As the end of the year draws near, many companies are busy putting the closing touches on any last-minute transactions, acquisitions, payout or benefits for the corporate taxable year. Pretty soon, it will be time to file taxes for 2019, and many business owners want to make sure they have capitalized on any potential tax savings before December 31.
At outlined in a recent article from The Globe and Mail, there are certain ways that a corporation can reduce what the article refers to as “overtaxitis“. The article explains that this is idea that a company faces a more severe financial tax burden due to not taking advantage of available tax breaks.
However, there is always the question of legality when it comes to taxes. What is tax fraud versus what is a tax shelter? In a very general sense, tax fraud is false information provided on your corporate taxes.
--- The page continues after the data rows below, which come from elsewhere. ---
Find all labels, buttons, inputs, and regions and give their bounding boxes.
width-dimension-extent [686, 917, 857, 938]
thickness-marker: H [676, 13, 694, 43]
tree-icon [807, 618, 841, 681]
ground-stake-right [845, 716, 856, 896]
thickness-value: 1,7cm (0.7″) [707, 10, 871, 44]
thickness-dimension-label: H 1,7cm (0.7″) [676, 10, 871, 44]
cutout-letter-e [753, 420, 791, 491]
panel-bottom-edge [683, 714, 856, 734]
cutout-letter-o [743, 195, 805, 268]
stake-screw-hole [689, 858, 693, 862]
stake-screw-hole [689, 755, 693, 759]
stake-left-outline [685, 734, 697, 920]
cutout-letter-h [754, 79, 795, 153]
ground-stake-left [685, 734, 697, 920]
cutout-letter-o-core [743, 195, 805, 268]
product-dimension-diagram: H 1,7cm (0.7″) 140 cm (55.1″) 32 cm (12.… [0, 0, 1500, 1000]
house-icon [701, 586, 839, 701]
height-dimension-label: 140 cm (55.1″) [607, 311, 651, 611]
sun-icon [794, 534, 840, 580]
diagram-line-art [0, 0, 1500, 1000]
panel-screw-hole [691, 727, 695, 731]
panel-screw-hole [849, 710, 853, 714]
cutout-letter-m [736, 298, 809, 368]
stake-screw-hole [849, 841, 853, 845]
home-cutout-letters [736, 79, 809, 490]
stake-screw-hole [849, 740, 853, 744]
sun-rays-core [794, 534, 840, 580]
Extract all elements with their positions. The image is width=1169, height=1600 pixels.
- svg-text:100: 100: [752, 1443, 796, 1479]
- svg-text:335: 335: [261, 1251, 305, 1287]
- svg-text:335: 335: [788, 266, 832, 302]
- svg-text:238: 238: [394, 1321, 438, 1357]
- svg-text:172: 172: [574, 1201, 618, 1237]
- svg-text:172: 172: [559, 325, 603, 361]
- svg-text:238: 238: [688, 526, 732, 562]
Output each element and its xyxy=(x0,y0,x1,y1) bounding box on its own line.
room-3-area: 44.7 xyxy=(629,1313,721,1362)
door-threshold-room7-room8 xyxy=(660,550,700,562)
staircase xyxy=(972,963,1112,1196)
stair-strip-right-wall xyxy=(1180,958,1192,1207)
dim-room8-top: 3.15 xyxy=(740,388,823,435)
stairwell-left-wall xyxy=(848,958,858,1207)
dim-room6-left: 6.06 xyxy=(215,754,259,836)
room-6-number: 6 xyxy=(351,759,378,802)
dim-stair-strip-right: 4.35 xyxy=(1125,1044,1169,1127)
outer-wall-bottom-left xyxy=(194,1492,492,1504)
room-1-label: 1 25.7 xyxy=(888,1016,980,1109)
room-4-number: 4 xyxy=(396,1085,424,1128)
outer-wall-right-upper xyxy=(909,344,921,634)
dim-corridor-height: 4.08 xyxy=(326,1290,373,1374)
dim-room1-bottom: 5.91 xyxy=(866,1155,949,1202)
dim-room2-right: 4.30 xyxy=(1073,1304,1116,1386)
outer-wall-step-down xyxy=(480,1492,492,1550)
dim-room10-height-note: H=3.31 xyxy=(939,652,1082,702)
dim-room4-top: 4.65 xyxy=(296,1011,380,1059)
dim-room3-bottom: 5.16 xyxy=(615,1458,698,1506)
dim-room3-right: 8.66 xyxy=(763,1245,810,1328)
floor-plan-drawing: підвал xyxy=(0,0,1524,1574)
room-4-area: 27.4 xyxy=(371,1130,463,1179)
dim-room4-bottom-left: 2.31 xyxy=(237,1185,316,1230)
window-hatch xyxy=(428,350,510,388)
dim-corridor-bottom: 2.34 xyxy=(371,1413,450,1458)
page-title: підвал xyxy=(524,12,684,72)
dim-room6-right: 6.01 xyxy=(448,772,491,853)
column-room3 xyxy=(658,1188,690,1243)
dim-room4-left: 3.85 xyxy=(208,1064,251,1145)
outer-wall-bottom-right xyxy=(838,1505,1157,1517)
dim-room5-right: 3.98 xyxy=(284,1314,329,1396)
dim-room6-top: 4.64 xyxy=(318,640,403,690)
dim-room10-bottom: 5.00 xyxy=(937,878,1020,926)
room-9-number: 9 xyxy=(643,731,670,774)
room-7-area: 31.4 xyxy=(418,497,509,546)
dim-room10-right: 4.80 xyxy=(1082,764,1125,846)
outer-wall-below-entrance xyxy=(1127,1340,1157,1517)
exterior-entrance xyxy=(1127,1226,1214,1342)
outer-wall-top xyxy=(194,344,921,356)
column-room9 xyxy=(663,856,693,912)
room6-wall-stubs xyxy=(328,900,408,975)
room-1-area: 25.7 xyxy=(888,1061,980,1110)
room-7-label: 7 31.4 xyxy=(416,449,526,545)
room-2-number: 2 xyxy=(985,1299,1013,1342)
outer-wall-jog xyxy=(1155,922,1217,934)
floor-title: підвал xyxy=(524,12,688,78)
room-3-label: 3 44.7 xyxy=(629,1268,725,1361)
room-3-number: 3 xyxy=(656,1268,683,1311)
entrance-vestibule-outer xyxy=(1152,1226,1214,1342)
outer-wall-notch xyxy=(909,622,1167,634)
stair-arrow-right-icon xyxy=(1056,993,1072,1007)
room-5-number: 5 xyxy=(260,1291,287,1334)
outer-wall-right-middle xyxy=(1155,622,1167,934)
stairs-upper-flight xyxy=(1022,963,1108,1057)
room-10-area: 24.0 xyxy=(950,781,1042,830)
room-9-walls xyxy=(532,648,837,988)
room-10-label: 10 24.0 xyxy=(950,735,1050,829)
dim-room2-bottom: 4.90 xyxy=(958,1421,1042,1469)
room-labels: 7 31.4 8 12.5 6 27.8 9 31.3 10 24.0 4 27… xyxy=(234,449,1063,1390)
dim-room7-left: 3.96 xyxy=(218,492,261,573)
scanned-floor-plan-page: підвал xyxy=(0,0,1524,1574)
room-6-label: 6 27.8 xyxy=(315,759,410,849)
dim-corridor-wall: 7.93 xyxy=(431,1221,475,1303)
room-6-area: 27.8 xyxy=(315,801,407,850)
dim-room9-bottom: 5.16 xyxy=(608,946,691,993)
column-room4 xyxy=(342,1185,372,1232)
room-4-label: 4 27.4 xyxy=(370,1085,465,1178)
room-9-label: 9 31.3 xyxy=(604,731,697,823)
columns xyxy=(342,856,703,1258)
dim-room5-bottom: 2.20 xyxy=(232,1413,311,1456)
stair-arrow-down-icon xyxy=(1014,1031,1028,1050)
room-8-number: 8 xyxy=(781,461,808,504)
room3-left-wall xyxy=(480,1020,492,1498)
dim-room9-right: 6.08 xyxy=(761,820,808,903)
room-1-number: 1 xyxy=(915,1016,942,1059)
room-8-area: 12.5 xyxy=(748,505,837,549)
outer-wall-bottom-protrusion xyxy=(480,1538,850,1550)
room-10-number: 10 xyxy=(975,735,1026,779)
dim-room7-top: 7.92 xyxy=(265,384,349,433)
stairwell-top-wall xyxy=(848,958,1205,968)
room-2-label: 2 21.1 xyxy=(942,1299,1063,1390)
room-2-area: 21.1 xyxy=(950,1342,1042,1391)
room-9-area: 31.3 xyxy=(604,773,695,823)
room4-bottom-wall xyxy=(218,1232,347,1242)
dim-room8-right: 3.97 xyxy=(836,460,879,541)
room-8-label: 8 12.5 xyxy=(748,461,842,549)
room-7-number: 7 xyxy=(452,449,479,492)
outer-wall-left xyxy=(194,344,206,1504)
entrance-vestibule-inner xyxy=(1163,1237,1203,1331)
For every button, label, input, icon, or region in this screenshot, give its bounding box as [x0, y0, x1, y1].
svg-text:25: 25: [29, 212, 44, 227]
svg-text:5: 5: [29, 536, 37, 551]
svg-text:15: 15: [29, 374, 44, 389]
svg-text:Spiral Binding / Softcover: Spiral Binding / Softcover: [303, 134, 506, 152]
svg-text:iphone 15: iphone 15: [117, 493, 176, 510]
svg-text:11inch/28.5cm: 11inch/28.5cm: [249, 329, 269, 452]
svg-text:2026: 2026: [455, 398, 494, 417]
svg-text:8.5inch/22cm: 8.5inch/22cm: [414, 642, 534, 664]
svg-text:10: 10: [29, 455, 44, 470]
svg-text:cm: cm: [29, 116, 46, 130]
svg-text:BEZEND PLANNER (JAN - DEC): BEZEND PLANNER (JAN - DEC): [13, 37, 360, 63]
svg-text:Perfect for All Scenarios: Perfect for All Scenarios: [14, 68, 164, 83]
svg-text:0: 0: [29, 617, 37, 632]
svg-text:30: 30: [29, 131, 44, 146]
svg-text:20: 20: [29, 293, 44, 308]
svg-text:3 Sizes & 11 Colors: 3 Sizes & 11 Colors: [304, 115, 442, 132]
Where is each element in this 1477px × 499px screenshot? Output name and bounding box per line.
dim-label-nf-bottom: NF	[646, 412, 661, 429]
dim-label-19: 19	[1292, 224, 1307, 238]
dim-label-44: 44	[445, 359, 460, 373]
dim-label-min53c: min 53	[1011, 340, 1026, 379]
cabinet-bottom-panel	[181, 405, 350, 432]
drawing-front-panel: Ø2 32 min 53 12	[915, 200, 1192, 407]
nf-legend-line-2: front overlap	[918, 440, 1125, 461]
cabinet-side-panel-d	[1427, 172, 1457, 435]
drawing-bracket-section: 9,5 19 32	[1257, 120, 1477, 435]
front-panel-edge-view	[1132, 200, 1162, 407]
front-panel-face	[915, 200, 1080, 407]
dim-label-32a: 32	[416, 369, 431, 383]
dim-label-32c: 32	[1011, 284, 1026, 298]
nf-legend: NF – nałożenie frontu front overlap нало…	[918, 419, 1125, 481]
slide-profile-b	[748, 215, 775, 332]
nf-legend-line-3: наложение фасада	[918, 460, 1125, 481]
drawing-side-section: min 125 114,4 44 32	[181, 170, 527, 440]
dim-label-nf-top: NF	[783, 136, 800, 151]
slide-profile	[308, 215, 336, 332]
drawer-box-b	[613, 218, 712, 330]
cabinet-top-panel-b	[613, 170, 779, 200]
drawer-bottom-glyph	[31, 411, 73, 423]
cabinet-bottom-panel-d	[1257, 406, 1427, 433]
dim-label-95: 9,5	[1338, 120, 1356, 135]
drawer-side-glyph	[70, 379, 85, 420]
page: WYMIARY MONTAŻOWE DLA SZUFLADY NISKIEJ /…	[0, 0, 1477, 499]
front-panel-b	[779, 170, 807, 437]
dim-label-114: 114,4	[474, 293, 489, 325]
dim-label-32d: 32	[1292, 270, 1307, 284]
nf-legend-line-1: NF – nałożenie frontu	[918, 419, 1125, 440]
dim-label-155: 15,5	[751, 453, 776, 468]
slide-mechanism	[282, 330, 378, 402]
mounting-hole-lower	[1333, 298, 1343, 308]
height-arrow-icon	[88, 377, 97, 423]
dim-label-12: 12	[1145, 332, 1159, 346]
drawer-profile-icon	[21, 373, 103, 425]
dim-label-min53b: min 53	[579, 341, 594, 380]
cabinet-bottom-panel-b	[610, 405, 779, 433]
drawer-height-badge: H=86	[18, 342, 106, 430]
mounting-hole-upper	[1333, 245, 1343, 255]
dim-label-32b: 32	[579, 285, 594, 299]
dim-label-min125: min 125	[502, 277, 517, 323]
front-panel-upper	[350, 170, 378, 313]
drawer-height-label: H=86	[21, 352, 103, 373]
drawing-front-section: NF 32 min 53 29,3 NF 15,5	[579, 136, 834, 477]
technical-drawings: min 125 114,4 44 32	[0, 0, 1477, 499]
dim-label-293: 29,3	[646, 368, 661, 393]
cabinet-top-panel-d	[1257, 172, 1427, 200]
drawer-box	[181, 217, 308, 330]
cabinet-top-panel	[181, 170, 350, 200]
Tax shelters, generally speaking, are ways that business owners can reduce their financial tax burdens though certain tax benefits.
The difference is in knowing what types of tax savings fall into which category. What does deferring income mean for your company? Does your specific financial situation allow to you qualify for this type of manoeuvre? The same questions can be, and should be, asked for what company assets qualify as a taxable benefit, or for any of the options listed in the article.
Tax laws are generally confusing, even to seasoned corporate professionals and government officials. Because of this complexity, it’s crucial to seek the assistance of an experienced corporate lawyer. He or she will be able to leverage his or her experience to help business owners identify the best legal solutions to avoid unnecessary tax burdens.